44141 Open vs 44238 (Laparoscopic) would be your code range for this. But I wondering is this is 44206 (hartman).
Hope this helps
Thank you so much for your reply.
I uploaded the note for review--i should've added it earlier.
A timeout was performed. I made an incision above the umbilicus and dissected down to the anterior fascia. This was opened. I then opened the posterior fascia and peritoneum and placed a Hassan within the abdomen. I insufflated the abdomen. I placed a suprapubic 5 mm port under direct visualization and a left lower quadrant port under direct visualization. The patient was placed in the left side down position and Trendelenburg.
I inspected the abdomen. There is no evidence of Crohn's disease or any small bowel inflammation. The patient had a chronically dilated appendix. There is multiple adhesions from the retroperitoneum to the terminal ileum mesentery which I took down sharply. Once this was performed I have much more length. My I then performed a medial to lateral dissection of the ileocolic pedicle. I ligated this with multiple firings of the LigaSure. I took this at the base of the mesentery given the odd appearance of the appendix. There is 1 enlarged lymph node within the mesentery that was visible. This was part of my eventual specimen. I then dissected all the way up to the middle colic vessels which were large. I ended my dissection here. I then put a port at the likely ileostomy site which was previously marked using a 5 mm port with direct visualization. I then performed a full splenic flexure mobilization. There is a ton of adhesions on the left side and at the flexure. I dissected this. I then dissected the descending colon and the sigmoid colon off the retroperitoneum. There were dense adhesions due to the chronic inflammation.

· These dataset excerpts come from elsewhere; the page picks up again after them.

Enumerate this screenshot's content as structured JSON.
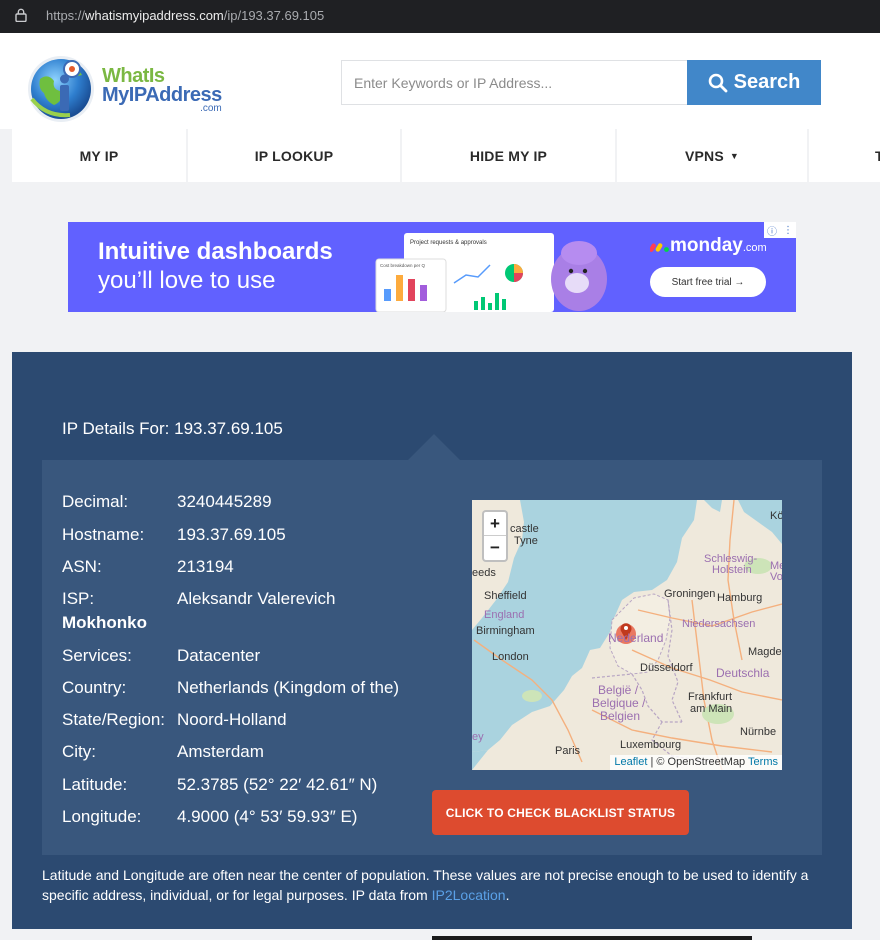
{
  "browser": {
    "url_scheme": "https://",
    "url_host": "whatismyipaddress.com",
    "url_path": "/ip/193.37.69.105"
  },
  "logo": {
    "line1": "WhatIs",
    "line2": "MyIPAddress",
    "line3": ".com"
  },
  "search": {
    "placeholder": "Enter Keywords or IP Address...",
    "button_label": "Search"
  },
  "nav": {
    "items": [
      {
        "label": "MY IP"
      },
      {
        "label": "IP LOOKUP"
      },
      {
        "label": "HIDE MY IP"
      },
      {
        "label": "VPNS",
        "dropdown": "▼"
      },
      {
        "label": "T"
      }
    ]
  },
  "ad": {
    "headline": "Intuitive dashboards",
    "subline": "you’ll love to use",
    "brand": "monday",
    "brand_suffix": ".com",
    "cta": "Start free trial →",
    "art_title": "Project requests & approvals",
    "art_chart_title": "Cost breakdown per Q",
    "bg_color": "#6161ff"
  },
  "details": {
    "title": "IP Details For: 193.37.69.105",
    "rows": [
      {
        "label": "Decimal:",
        "value": "3240445289"
      },
      {
        "label": "Hostname:",
        "value": "193.37.69.105"
      },
      {
        "label": "ASN:",
        "value": "213194"
      },
      {
        "label": "ISP:",
        "value": "Aleksandr Valerevich",
        "continuation": "Mokhonko"
      },
      {
        "label": "Services:",
        "value": "Datacenter"
      },
      {
        "label": "Country:",
        "value": "Netherlands (Kingdom of the)"
      },
      {
        "label": "State/Region:",
        "value": "Noord-Holland"
      },
      {
        "label": "City:",
        "value": "Amsterdam"
      },
      {
        "label": "Latitude:",
        "value": "52.3785 (52° 22′ 42.61″ N)"
      },
      {
        "label": "Longitude:",
        "value": "4.9000 (4° 53′ 59.93″ E)"
      }
    ],
    "blacklist_button": "CLICK TO CHECK BLACKLIST STATUS"
  },
  "map": {
    "zoom_in": "+",
    "zoom_out": "−",
    "labels": {
      "newcastle": "castle",
      "tyne": "Tyne",
      "leeds": "eeds",
      "sheffield": "Sheffield",
      "england": "England",
      "birmingham": "Birmingham",
      "london": "London",
      "groningen": "Groningen",
      "hamburg": "Hamburg",
      "schleswig": "Schleswig-",
      "holstein": "Holstein",
      "kiel": "Kö",
      "me": "Me",
      "vo": "Vo",
      "nederland": "Nederland",
      "niedersachsen": "Niedersachsen",
      "magdeburg": "Magde",
      "dusseldorf": "Düsseldorf",
      "deutschland": "Deutschla",
      "belgie1": "België /",
      "belgie2": "Belgique /",
      "belgie3": "Belgien",
      "frankfurt1": "Frankfurt",
      "frankfurt2": "am Main",
      "ey": "ey",
      "paris": "Paris",
      "luxembourg": "Luxembourg",
      "nurnberg": "Nürnbe"
    },
    "attribution_leaflet": "Leaflet",
    "attribution_sep": " | © OpenStreetMap ",
    "attribution_terms": "Terms"
  },
  "disclaimer": {
    "text": "Latitude and Longitude are often near the center of population. These values are not precise enough to be used to identify a specific address, individual, or for legal purposes. IP data from ",
    "source": "IP2Location",
    "end": "."
  }
}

I then ligated the left colic artery and dissected all the way up the mesentery to the middle colic vessels again. At this point I made a small incision where the Hassan was in place a small Alexis within this. I extracorporealized the descending colon, transverse colon, ascending colon and part of the terminal ileum. I dissected the mesentery flush with the end of the terminal ileum and I fired an 80 mm blue load GIA stapler across this retaining all of the terminal ileum. I then cleared off the mesentery at the distal sigmoid and fired an 80 mm blue load stapler across this. I used a 3-0 Vicryl to buttress the staple line to prevent a rectal stump blowout.

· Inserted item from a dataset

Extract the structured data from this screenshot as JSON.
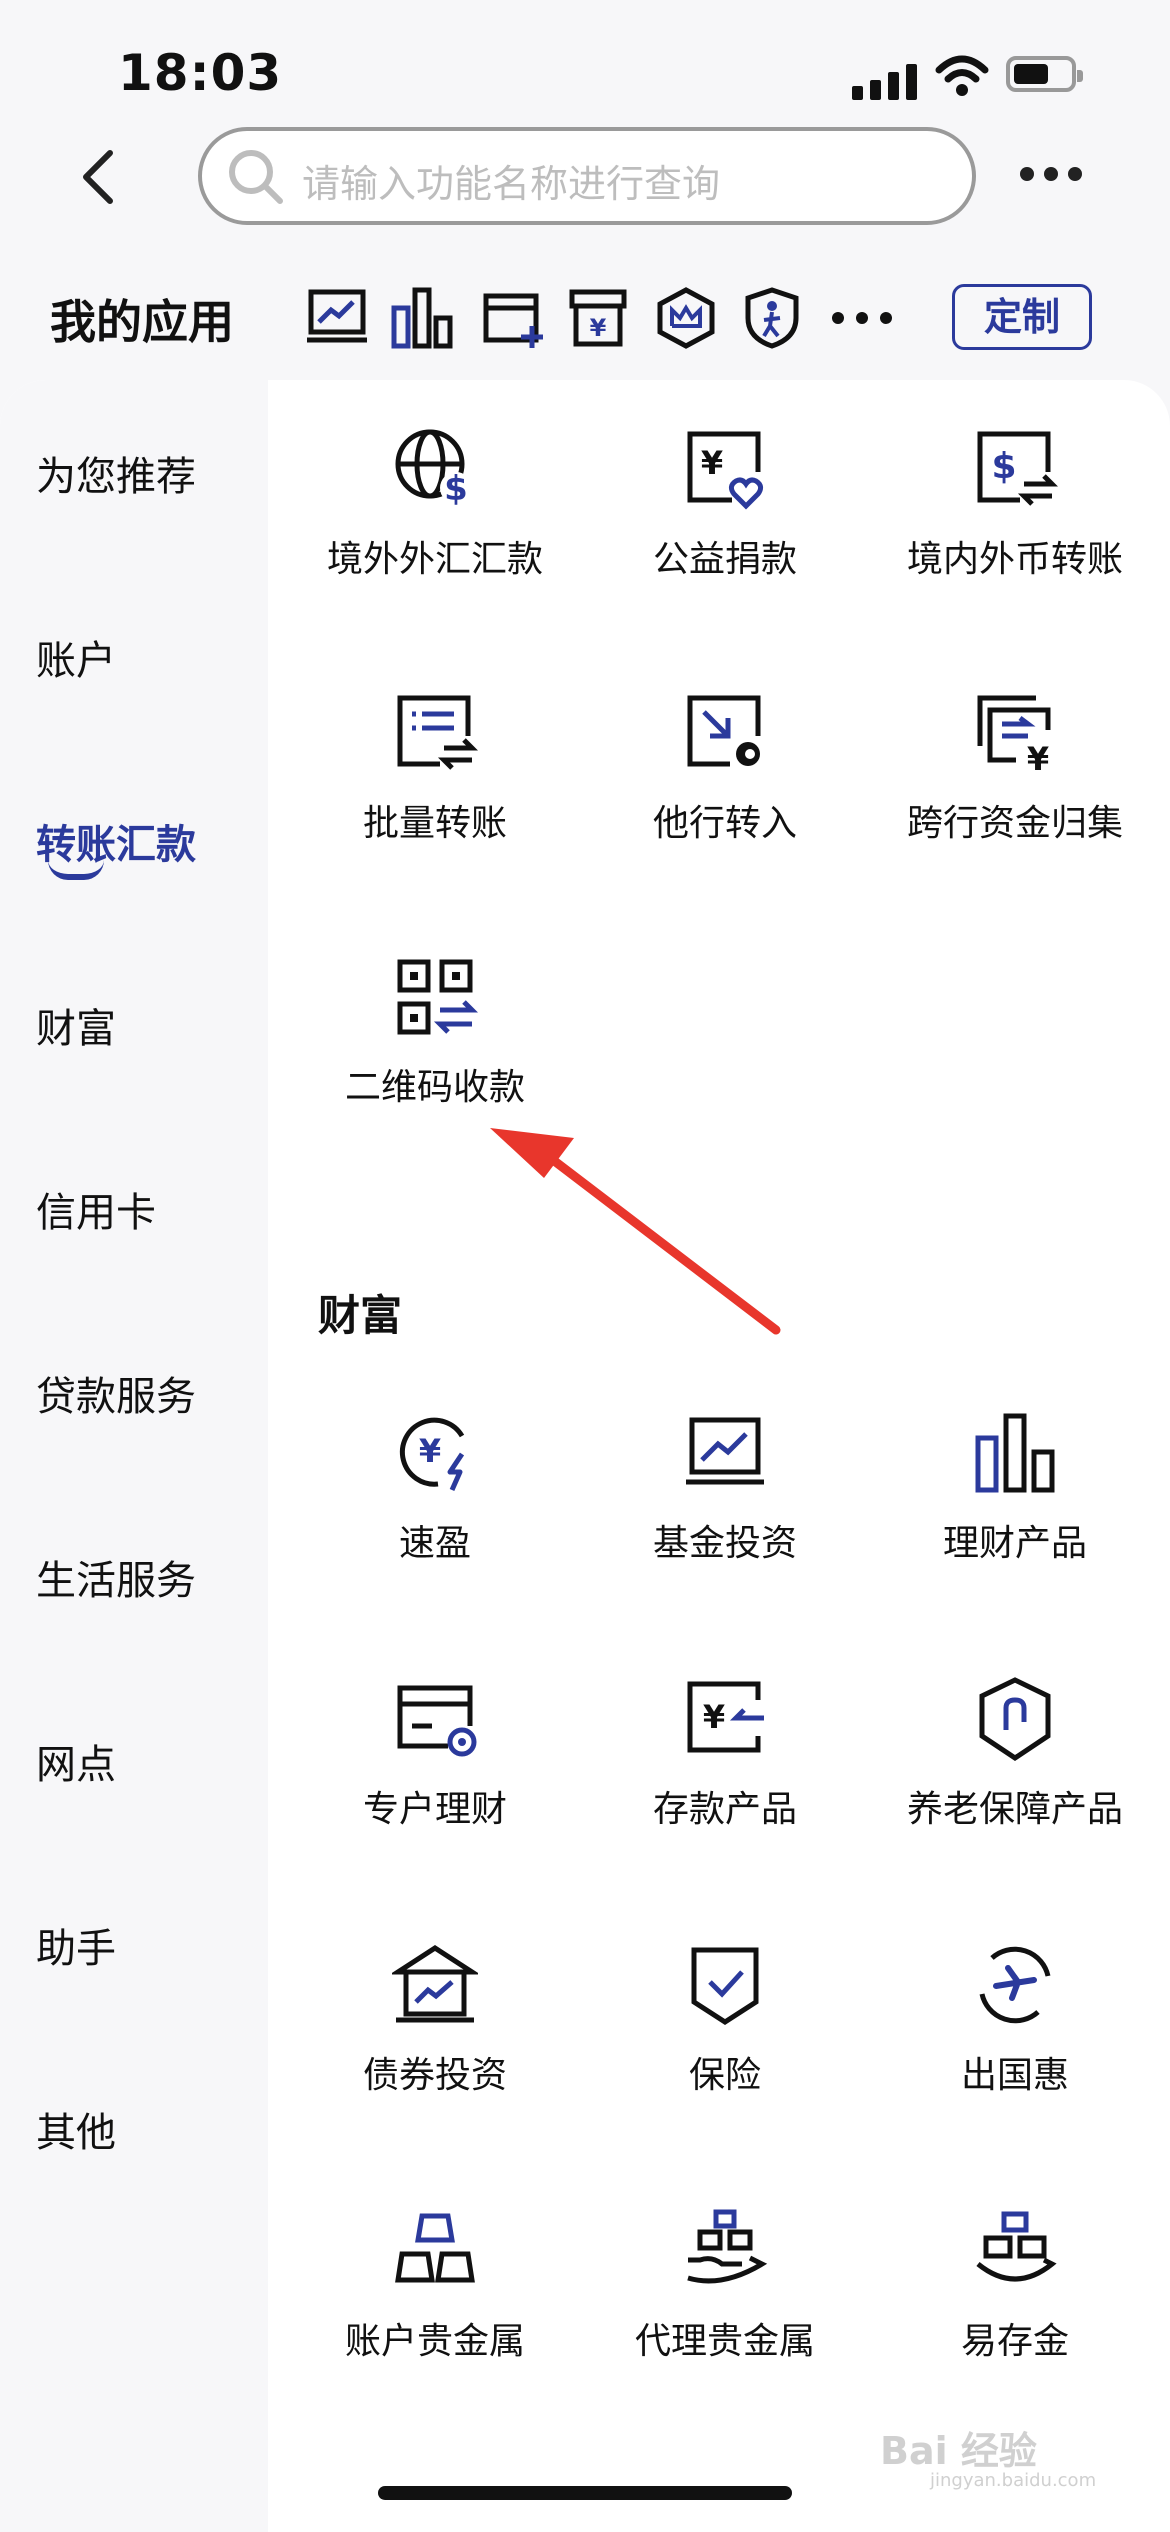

I then used a Carmalt clamp across the middle colic vessels. I ligated this using a 2-0 Vicryl stick tie.
The specimen was sent to pathology. I ran the entire small bowel to the ligament of Treitz. This was all normal and no evidence of inflammation. I cut a circle of skin at the ileostomy site which she had recently been a 5 mm port. I dissected down to the anterior fascia and made a cruciate incision. I split the rectus muscles and made a cruciate incision in the peritoneum. I then was able to get 2 fingers within this and I brought the terminal ileum up through this after making sure the mesentery was straight.

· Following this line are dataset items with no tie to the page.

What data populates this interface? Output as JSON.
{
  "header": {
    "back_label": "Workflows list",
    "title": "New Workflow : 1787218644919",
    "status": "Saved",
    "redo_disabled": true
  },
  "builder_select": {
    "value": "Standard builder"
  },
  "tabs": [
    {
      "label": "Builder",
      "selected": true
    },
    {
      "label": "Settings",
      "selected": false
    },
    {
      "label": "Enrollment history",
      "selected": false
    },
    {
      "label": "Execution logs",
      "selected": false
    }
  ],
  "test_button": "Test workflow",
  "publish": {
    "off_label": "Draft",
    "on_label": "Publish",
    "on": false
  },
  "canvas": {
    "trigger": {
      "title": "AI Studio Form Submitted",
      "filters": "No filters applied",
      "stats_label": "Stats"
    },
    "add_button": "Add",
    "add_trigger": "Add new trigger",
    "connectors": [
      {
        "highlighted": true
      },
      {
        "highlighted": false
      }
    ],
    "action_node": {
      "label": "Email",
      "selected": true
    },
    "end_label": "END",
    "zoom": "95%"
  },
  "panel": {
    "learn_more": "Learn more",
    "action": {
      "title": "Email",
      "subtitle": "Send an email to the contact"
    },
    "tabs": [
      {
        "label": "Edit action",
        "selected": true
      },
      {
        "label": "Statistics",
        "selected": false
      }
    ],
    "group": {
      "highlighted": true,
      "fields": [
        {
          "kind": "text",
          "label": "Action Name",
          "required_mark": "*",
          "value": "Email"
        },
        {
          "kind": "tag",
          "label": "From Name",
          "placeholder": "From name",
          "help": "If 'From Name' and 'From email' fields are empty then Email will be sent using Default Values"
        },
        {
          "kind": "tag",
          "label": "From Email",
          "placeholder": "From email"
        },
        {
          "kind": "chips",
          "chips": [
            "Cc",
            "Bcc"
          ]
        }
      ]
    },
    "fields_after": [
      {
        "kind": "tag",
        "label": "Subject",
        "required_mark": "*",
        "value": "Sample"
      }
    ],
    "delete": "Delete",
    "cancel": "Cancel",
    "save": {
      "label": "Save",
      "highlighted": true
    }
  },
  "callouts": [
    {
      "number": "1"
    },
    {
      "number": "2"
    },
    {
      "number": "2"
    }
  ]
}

I then used a closing tray and changed gowns and gloves. We closed the fascia with two #1 PDS sutures. We closed the subcutaneous tissues with 3-0 Vicryl. I closed the skin at the 2 remaining port sites and the extraction site with a 4-0 Monocryl. Steri-Strips were applied. This was covered. The ileostomy was matured in the usual Brooke fashion. I injected 10 mL of quarter percent bupivacaine with epinephrine. This had great height and no puckering. This should pouch nicely. Counts are correct. No complications. EBL 50 mL.